Ou pour reprendre encore une fois littéralement tes propres arguments : les femmes deviendront dociles et les hommes pourront régner par “l’amour” plutôt que par la crainte, l’ordre patriarcal a réenchanté l’exploitation des femmes en l’enrichissant d’affects joyeux, et le néolibéralisme patriarcal a réussi à insuffler aux femmes “l’amour” de la situation de travail sexuel et de la soumission.11

Les femmes – comme n’importe quel groupe opprimé – peuvent consentir à leur propre oppression. Et, en fin sociologue, tu le sais très bien : en ne cherchant pas les raisons du consentement, en ramenant la lutte à la question du choix individuel, on dépolitise, et on prive une classe opprimée de sa capacité de lutte. Mettre l’accent sur le consentement (une femme “consent” à être frappée) et jamais sur les nuisances (une femme a reçu des coups) est un pain béni pour les prédateurs.

Ou comme l’explique Catharine MacKinnon “Quand vous dites qu’un homme qui frappe, gifle, étouffe, et blesse une femme a tort seulement parce qu’elle n’a pas « consenti », vous dites que le seul problème de la violence masculine est que les femmes n’ont pas encore appris à l’apprécier.”


Le consentement des victimes est l’ultime bouclier de l’oppresseur

A droite, cela fait des centaines d’années que les prédateurs font porter leurs voix par leurs femmes : elles ont d’abord défilé contre le droit de vote, puis contre le droit à l’IVG, puis contre le mariage pour tous. Elles déclarent à grands cris qu’elles ont choisi, libres de toute contrainte, de penser que c’est à leur mari d’être « chef de famille ».

A gauche, il y a aussi désormais les prédateurs qui font porter leurs voix par leurs femmes : partout, nous allons dire que nous nous “libérons” en couchant sans désir, en nous faisant fouetter, attacher et taper dessus, et en vendant nos culs.

Partout nous propageons le même discours : “libération”, “violence consentie”, “empowerment par la soumission”, « plus je m’approprie et revendique ma soumission au désir des hommes, plus cela fait de moi une femme empowerée libre et forte »12.

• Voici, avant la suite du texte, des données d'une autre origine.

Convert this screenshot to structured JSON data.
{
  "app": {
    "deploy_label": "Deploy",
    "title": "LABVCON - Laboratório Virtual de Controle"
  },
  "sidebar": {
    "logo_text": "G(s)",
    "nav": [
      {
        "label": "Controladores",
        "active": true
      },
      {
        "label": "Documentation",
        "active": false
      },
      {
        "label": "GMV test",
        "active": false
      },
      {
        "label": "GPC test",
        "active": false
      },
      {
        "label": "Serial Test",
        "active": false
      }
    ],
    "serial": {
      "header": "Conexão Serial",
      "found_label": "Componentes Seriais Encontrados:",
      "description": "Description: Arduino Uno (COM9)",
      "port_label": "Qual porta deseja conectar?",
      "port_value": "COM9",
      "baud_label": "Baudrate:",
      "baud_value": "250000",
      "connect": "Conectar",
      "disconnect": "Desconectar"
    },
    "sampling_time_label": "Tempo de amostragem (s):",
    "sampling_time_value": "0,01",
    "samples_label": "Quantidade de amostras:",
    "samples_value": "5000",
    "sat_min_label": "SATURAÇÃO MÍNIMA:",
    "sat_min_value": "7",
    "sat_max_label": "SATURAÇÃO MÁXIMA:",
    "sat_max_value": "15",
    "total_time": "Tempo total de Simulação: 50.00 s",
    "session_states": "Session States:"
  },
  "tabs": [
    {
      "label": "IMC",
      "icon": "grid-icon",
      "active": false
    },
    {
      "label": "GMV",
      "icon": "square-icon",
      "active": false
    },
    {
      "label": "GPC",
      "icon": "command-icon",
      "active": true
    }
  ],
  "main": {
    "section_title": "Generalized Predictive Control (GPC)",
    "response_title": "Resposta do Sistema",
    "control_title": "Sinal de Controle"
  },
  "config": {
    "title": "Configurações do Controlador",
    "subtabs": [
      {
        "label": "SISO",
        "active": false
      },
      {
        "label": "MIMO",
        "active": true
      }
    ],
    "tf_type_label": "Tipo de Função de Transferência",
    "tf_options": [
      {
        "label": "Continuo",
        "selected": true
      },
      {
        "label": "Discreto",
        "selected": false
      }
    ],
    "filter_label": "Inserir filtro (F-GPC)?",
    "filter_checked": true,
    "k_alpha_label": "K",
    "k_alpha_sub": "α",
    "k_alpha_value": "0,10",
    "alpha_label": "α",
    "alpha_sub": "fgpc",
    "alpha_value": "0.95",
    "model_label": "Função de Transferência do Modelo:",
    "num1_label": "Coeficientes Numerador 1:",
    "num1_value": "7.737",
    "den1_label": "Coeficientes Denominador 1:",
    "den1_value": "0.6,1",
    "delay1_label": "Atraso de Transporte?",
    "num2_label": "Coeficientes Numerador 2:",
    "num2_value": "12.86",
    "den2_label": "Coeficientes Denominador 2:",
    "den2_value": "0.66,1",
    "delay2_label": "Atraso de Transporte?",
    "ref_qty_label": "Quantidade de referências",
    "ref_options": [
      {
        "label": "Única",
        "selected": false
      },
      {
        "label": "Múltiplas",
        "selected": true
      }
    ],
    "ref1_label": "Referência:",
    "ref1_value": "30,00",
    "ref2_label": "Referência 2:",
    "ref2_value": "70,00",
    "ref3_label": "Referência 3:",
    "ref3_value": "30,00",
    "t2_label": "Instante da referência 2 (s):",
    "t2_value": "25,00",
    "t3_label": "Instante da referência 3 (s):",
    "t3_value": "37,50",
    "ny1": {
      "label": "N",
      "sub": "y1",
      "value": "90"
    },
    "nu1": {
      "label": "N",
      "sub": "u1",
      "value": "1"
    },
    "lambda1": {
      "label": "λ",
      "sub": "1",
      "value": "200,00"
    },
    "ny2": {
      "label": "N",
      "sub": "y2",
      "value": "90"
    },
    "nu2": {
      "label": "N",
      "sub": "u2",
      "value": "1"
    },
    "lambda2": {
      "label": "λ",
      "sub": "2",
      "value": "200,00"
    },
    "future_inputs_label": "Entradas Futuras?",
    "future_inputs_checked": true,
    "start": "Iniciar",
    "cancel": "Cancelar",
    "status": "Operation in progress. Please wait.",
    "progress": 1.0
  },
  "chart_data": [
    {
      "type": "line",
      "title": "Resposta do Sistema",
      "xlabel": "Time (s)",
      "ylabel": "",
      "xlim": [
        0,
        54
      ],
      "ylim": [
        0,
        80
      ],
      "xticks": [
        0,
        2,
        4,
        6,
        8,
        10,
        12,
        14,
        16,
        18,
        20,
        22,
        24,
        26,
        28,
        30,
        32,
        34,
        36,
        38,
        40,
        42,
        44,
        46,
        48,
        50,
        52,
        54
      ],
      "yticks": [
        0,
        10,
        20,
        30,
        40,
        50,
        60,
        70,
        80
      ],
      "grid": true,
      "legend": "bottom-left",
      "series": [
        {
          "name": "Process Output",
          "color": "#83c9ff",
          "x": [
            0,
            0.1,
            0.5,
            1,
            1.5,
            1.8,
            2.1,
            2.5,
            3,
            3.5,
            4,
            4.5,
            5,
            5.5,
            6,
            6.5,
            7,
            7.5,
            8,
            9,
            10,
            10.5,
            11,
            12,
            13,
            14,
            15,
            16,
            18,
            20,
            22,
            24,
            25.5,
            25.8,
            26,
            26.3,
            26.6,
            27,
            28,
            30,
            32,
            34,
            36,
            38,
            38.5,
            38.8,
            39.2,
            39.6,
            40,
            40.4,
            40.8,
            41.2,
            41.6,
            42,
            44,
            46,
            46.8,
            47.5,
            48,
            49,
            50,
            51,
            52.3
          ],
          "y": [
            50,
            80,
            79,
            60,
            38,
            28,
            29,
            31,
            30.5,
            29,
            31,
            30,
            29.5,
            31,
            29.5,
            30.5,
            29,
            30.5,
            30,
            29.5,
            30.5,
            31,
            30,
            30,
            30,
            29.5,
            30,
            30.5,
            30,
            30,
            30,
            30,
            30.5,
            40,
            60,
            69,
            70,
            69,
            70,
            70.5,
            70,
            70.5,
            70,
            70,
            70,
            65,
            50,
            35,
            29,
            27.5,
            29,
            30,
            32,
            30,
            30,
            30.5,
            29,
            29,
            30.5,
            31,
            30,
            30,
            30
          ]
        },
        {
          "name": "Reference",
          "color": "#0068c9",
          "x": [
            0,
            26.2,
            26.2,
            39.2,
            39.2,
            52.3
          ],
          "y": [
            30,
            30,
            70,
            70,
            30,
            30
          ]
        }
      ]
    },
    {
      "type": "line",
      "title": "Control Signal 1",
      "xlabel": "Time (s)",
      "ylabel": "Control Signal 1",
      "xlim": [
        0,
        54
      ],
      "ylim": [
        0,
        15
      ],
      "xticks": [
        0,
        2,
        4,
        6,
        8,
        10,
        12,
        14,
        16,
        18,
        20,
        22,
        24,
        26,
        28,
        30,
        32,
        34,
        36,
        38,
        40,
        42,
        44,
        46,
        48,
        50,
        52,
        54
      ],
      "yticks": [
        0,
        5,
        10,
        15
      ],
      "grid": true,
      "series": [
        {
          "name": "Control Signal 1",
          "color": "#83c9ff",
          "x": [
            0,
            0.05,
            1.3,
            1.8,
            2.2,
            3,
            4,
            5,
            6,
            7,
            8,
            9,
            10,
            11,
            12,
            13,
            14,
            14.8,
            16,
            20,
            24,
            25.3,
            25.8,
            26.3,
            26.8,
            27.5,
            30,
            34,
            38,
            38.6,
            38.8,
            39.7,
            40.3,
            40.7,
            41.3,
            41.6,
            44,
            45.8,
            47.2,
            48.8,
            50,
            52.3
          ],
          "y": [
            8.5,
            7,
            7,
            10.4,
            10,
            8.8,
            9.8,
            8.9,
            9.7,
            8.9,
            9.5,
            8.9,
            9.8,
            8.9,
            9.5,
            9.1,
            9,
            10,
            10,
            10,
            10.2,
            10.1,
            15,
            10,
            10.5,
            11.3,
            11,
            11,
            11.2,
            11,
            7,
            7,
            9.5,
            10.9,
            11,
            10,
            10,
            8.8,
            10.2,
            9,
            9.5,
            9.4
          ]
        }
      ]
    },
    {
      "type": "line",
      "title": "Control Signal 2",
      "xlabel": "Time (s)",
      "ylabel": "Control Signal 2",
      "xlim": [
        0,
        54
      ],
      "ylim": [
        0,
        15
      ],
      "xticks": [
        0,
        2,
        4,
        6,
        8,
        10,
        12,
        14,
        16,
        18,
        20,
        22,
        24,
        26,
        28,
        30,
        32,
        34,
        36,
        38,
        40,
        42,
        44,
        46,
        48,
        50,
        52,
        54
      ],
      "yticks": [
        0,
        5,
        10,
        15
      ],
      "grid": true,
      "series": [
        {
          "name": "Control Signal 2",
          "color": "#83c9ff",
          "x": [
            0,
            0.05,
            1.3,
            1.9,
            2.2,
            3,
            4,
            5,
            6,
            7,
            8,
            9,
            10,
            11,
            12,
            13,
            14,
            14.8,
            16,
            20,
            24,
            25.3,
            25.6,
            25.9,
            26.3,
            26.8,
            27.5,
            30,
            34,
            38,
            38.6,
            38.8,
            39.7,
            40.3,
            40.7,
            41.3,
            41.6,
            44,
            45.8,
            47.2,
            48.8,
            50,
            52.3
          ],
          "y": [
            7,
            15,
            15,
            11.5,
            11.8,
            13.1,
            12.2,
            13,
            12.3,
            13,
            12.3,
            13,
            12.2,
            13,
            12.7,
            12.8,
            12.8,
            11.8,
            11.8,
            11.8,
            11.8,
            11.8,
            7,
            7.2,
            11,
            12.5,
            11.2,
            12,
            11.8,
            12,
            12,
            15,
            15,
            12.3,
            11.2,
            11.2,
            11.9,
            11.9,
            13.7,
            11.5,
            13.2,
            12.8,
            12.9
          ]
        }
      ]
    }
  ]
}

Quelle stratégie brillante de la domination masculine ! Depuis des millénaires, diviser les femmes en deux catégories – femmes respectables d’un côté, putes de l’autre – et les laisser servir l’une à l’autre d’épouvantails.

Et nous, toutes occupées à se détester les unes les autres – celles de gauche terrorisées à l’idée de finir murées dans une cuisine et un mariage violent, et celles de droite terrorisées par l’idée de se faire abuser par toutes une série d’hommes objectifiants – nous continuons bien sagement à défendre vos intérêts à nous traiter comme de la merde13.

Le féminisme ”sexe-positif” est vraiment très fort dans son utilisation des femmes pour la défense de leur propre oppression : il a même adopté comme discours officiel « on doit écouter les concernées ». En réalité, ce que nous y avons constaté est qu’on y « écoute les concernées » uniquement quand elles valident la domination.

Dès qu’elles la dénoncent, on les renvoie soudain à des problèmes personnels ou interpersonnels. Pourtant, face au nombre de femmes ayant vécu des traumas et abus sous cette couverture, il est évident qu’on fait face à un schéma systémique et qu’on ne peut pas parler d’exceptions.

La vérité, c’est qu’en quelques années seulement, les arguments du féminisme « sexe-positif » sont devenus une des principales armes des “porcs” : ils ont fait de la rhétorique de l’empowerment un terrible outil au détriment des femmes.


Check ton privilège

Face à Hélène, qui – après avoir été dégradée, violée et battue par des hommes se disant féministes, sous prétexte de travail du sexe, de liberté sexuelle et de soumission BDSM – ne supporte plus qu’un homme la touche, et se réveille en sueur la nuit après avoir cauchemardé de viols et de tortures ; face à Léa et Marie qui explosent en sanglots pendant leurs rapports sexuels et dont les pratiques qu’elles ont subies pourrissent encore aujourd’hui leurs vies sexuelles ; face à Lucia qui nous confie comment la reconstruction d’une sexualité saine avec son petit ami lui est difficile ; face à notre lutte de classe pour sortir de la soumission et de l’exploitation, sous quels termes viens-tu nous parler de sexe ?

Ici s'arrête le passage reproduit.